German nobleman (1538-1565)

Johann Frederick III, also known as Johann Frederick the Younger (16 January 1538 – 21 October 1565) was a German nobleman. He was a titular Duke of Saxony from the Ernestine branch of the House of Wettin. He received Saxe-Gotha as an apanage, but left its administration to his eldest brother.

== Life ==
John Frederick was the fourth and youngest son of Elector of Saxony Johann Frederick the Magnanimous from his marriage with Sibylle, the daughter of Duke John III, Duke of Cleves.

Due to neglect during his childhood, he was always sickly and weak. He had been interested in theology from a young age, and studied theology at the University of Jena.

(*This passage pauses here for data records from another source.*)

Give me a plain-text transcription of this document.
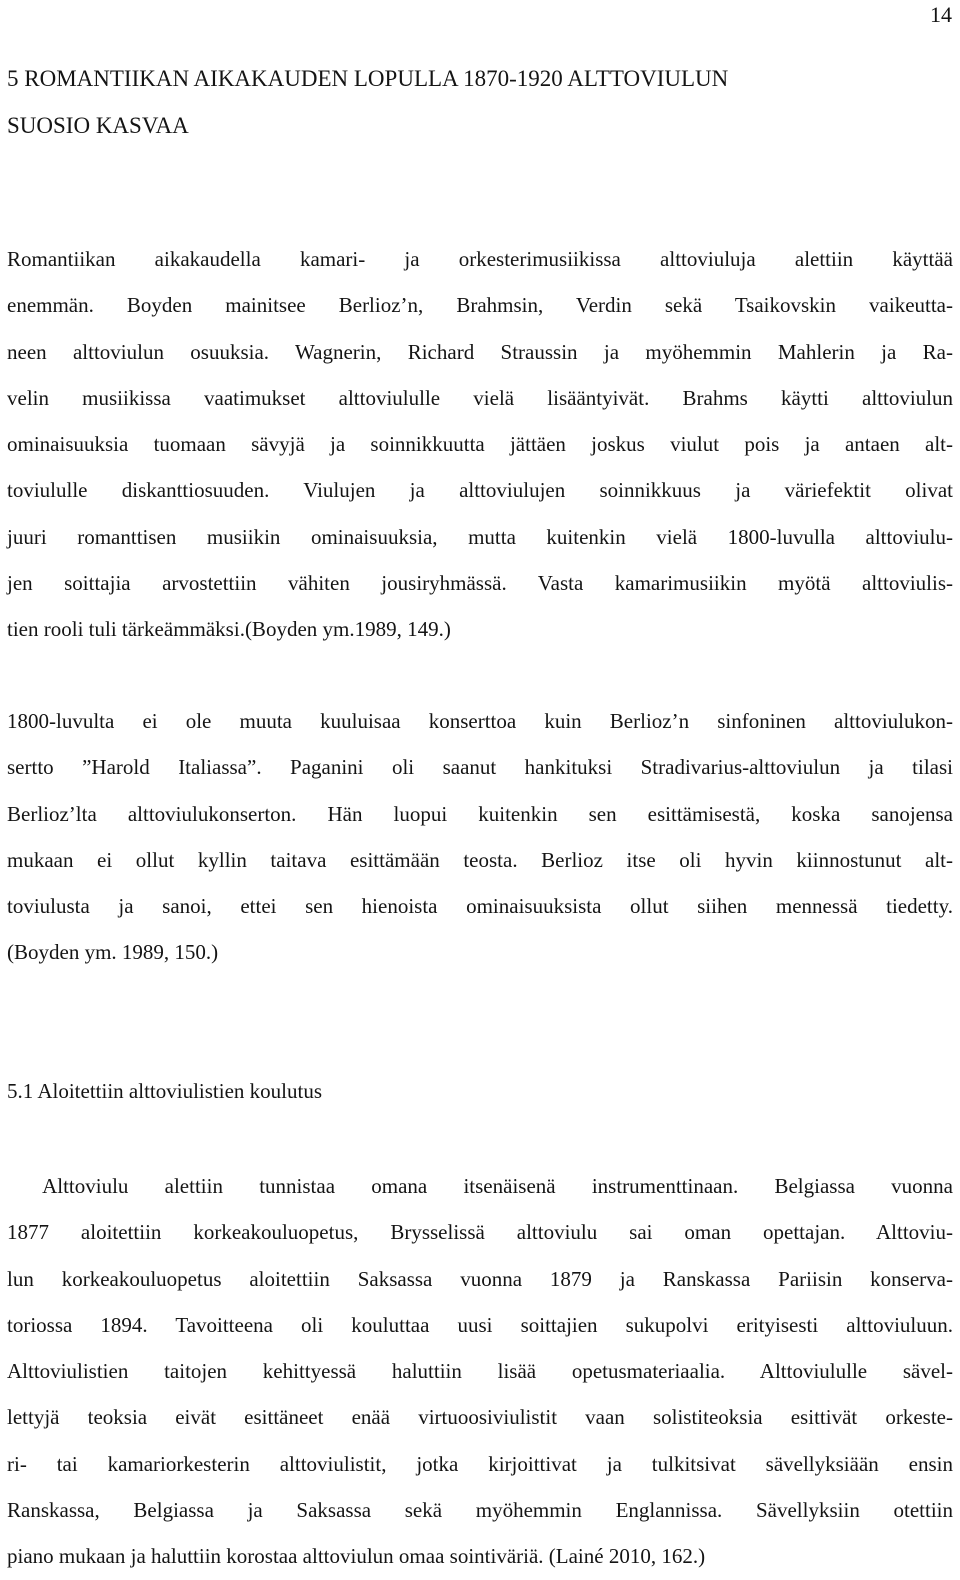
14
5 ROMANTIIKAN AIKAKAUDEN LOPULLA 1870-1920 ALTTOVIULUN
SUOSIO KASVAA
Romantiikan aikakaudella kamari- ja orkesterimusiikissa alttoviuluja alettiin käyttää
enemmän. Boyden mainitsee Berlioz’n, Brahmsin, Verdin sekä Tsaikovskin vaikeutta-
neen alttoviulun osuuksia. Wagnerin, Richard Straussin ja myöhemmin Mahlerin ja Ra-
velin musiikissa vaatimukset alttoviululle vielä lisääntyivät. Brahms käytti alttoviulun
ominaisuuksia tuomaan sävyjä ja soinnikkuutta jättäen joskus viulut pois ja antaen alt-
toviululle diskanttiosuuden. Viulujen ja alttoviulujen soinnikkuus ja väriefektit olivat
juuri romanttisen musiikin ominaisuuksia, mutta kuitenkin vielä 1800-luvulla alttoviulu-
jen soittajia arvostettiin vähiten jousiryhmässä. Vasta kamarimusiikin myötä alttoviulis-
tien rooli tuli tärkeämmäksi.(Boyden ym.1989, 149.)
1800-luvulta ei ole muuta kuuluisaa konserttoa kuin Berlioz’n sinfoninen alttoviulukon-
sertto ”Harold Italiassa”. Paganini oli saanut hankituksi Stradivarius-alttoviulun ja tilasi
Berlioz’lta alttoviulukonserton. Hän luopui kuitenkin sen esittämisestä, koska sanojensa
mukaan ei ollut kyllin taitava esittämään teosta. Berlioz itse oli hyvin kiinnostunut alt-
toviulusta ja sanoi, ettei sen hienoista ominaisuuksista ollut siihen mennessä tiedetty.
(Boyden ym. 1989, 150.)
5.1 Aloitettiin alttoviulistien koulutus
Alttoviulu alettiin tunnistaa omana itsenäisenä instrumenttinaan. Belgiassa vuonna
1877 aloitettiin korkeakouluopetus, Brysselissä alttoviulu sai oman opettajan. Alttoviu-
lun korkeakouluopetus aloitettiin Saksassa vuonna 1879 ja Ranskassa Pariisin konserva-
toriossa 1894. Tavoitteena oli kouluttaa uusi soittajien sukupolvi erityisesti alttoviuluun.
Alttoviulistien taitojen kehittyessä haluttiin lisää opetusmateriaalia. Alttoviululle sävel-
lettyjä teoksia eivät esittäneet enää virtuoosiviulistit vaan solistiteoksia esittivät orkeste-
ri- tai kamariorkesterin alttoviulistit, jotka kirjoittivat ja tulkitsivat sävellyksiään ensin
Ranskassa, Belgiassa ja Saksassa sekä myöhemmin Englannissa. Sävellyksiin otettiin
piano mukaan ja haluttiin korostaa alttoviulun omaa sointiväriä. (Lainé 2010, 162.)
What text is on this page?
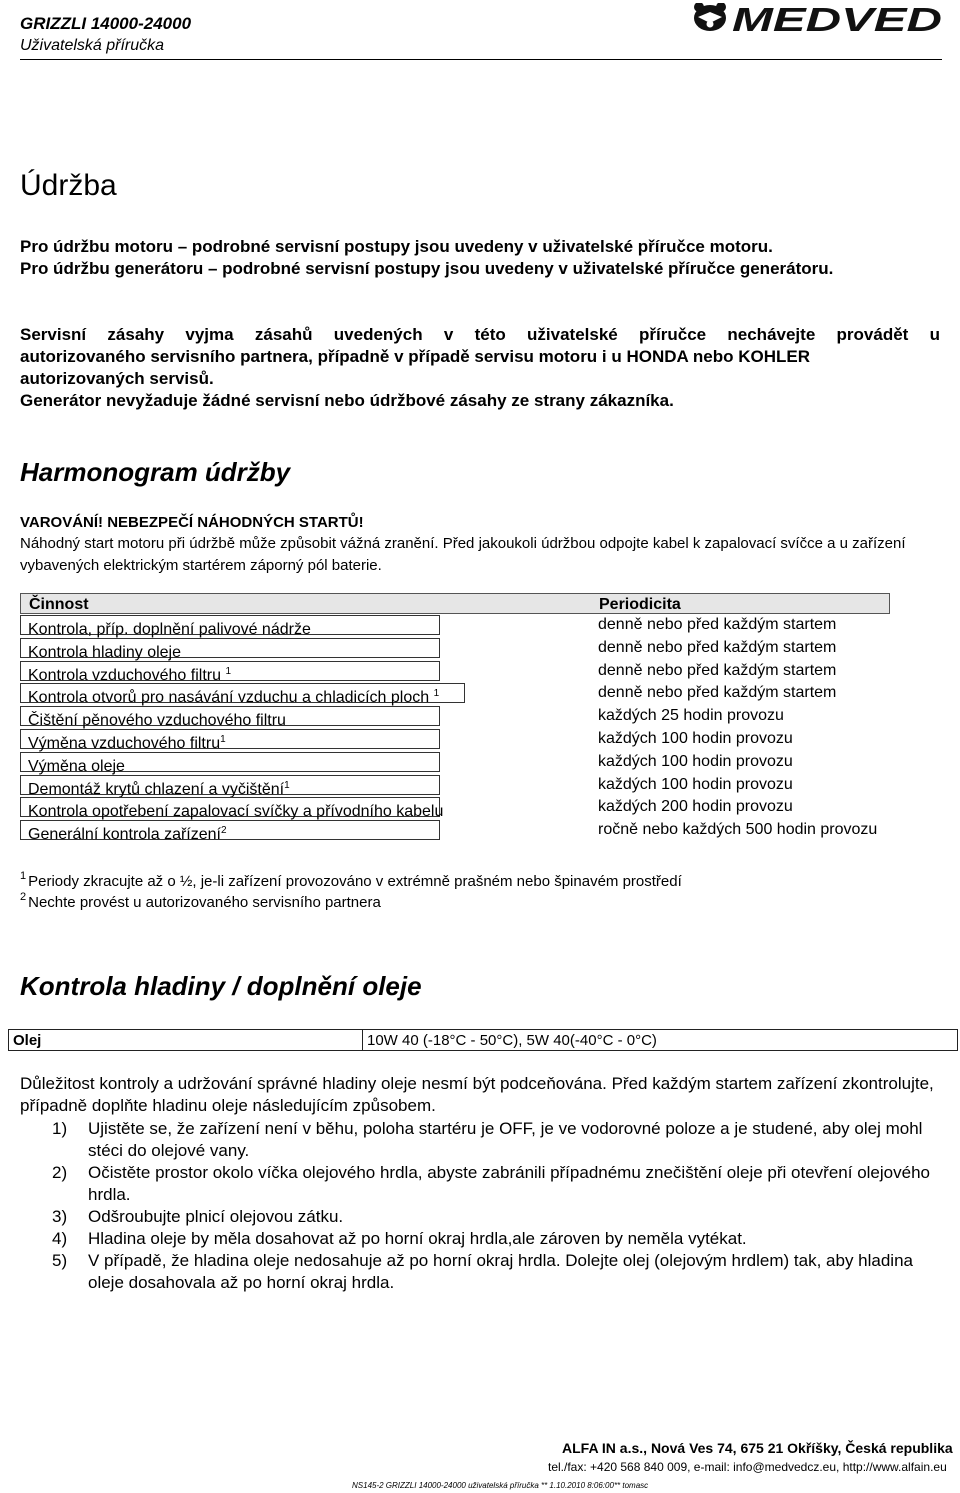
GRIZZLI 14000-24000
Uživatelská příručka
MEDVED
Údržba
Pro údržbu motoru – podrobné servisní postupy jsou uvedeny v uživatelské příručce motoru.
Pro údržbu generátoru – podrobné servisní postupy jsou uvedeny v uživatelské příručce generátoru.
Servisní zásahy vyjma zásahů uvedených v této uživatelské příručce nechávejte provádět u
autorizovaného servisního partnera, případně v případě servisu motoru i u HONDA nebo KOHLER
autorizovaných servisů.
Generátor nevyžaduje žádné servisní nebo údržbové zásahy ze strany zákazníka.
Harmonogram údržby
VAROVÁNÍ! NEBEZPEČÍ NÁHODNÝCH STARTŮ!
Náhodný start motoru při údržbě může způsobit vážná zranění. Před jakoukoli údržbou odpojte kabel k zapalovací svíčce a u zařízení vybavených elektrickým startérem záporný pól baterie.
Činnost	Periodicita
Kontrola, příp. doplnění palivové nádrže	denně nebo před každým startem
Kontrola hladiny oleje	denně nebo před každým startem
Kontrola vzduchového filtru $^1$	denně nebo před každým startem
Kontrola otvorů pro nasávání vzduchu a chladicích ploch $^1$	denně nebo před každým startem
Čištění pěnového vzduchového filtru	každých 25 hodin provozu
Výměna vzduchového filtru$^1$	každých 100 hodin provozu
Výměna oleje	každých 100 hodin provozu
Demontáž krytů chlazení a vyčištění$^1$	každých 100 hodin provozu
Kontrola opotřebení zapalovací svíčky a přívodního kabelu	každých 200 hodin provozu
Generální kontrola zařízení$^2$	ročně nebo každých 500 hodin provozu
$^1$ Periody zkracujte až o ½, je-li zařízení provozováno v extrémně prašném nebo špinavém prostředí
$^2$ Nechte provést u autorizovaného servisního partnera
Kontrola hladiny / doplnění oleje
Olej	10W 40 (-18°C - 50°C), 5W 40(-40°C - 0°C)
Důležitost kontroly a udržování správné hladiny oleje nesmí být podceňována. Před každým startem zařízení zkontrolujte, případně doplňte hladinu oleje následujícím způsobem.
1)	Ujistěte se, že zařízení není v běhu, poloha startéru je OFF, je ve vodorovné poloze a je studené, aby olej mohl stéci do olejové vany.
2)	Očistěte prostor okolo víčka olejového hrdla, abyste zabránili případnému znečištění oleje při otevření olejového hrdla.
3)	Odšroubujte plnicí olejovou zátku.
4)	Hladina oleje by měla dosahovat až po horní okraj hrdla,ale zároven by neměla vytékat.
5)	V případě, že hladina oleje nedosahuje až po horní okraj hrdla. Dolejte olej (olejovým hrdlem) tak, aby hladina oleje dosahovala až po horní okraj hrdla.
ALFA IN a.s., Nová Ves 74, 675 21 Okříšky, Česká republika
tel./fax: +420 568 840 009, e-mail: info@medvedcz.eu, http://www.alfain.eu
NS145-2 GRIZZLI 14000-24000 uživatelská příručka ** 1.10.2010 8:06:00** tomasc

After his father's death in 1554, he received Saxe-Gotha as an apanage. Because he was a minor, he and his possessions were under the guardianship and regency of his eldest brother John Frederick II until 1557. From 1557, he was allowed to rule Saxe-Gotha alone. However, he concluded a contract with his eldest brother, who would administer the apanage for four years. In 1561, this contract was extended for another four years.

John Frederick III died unmarried and childless in 1565, at the age of 27. He was buried in the City Church in Weimar. Due to his personality, he rarely acted alone, and was usually represented by his brothers.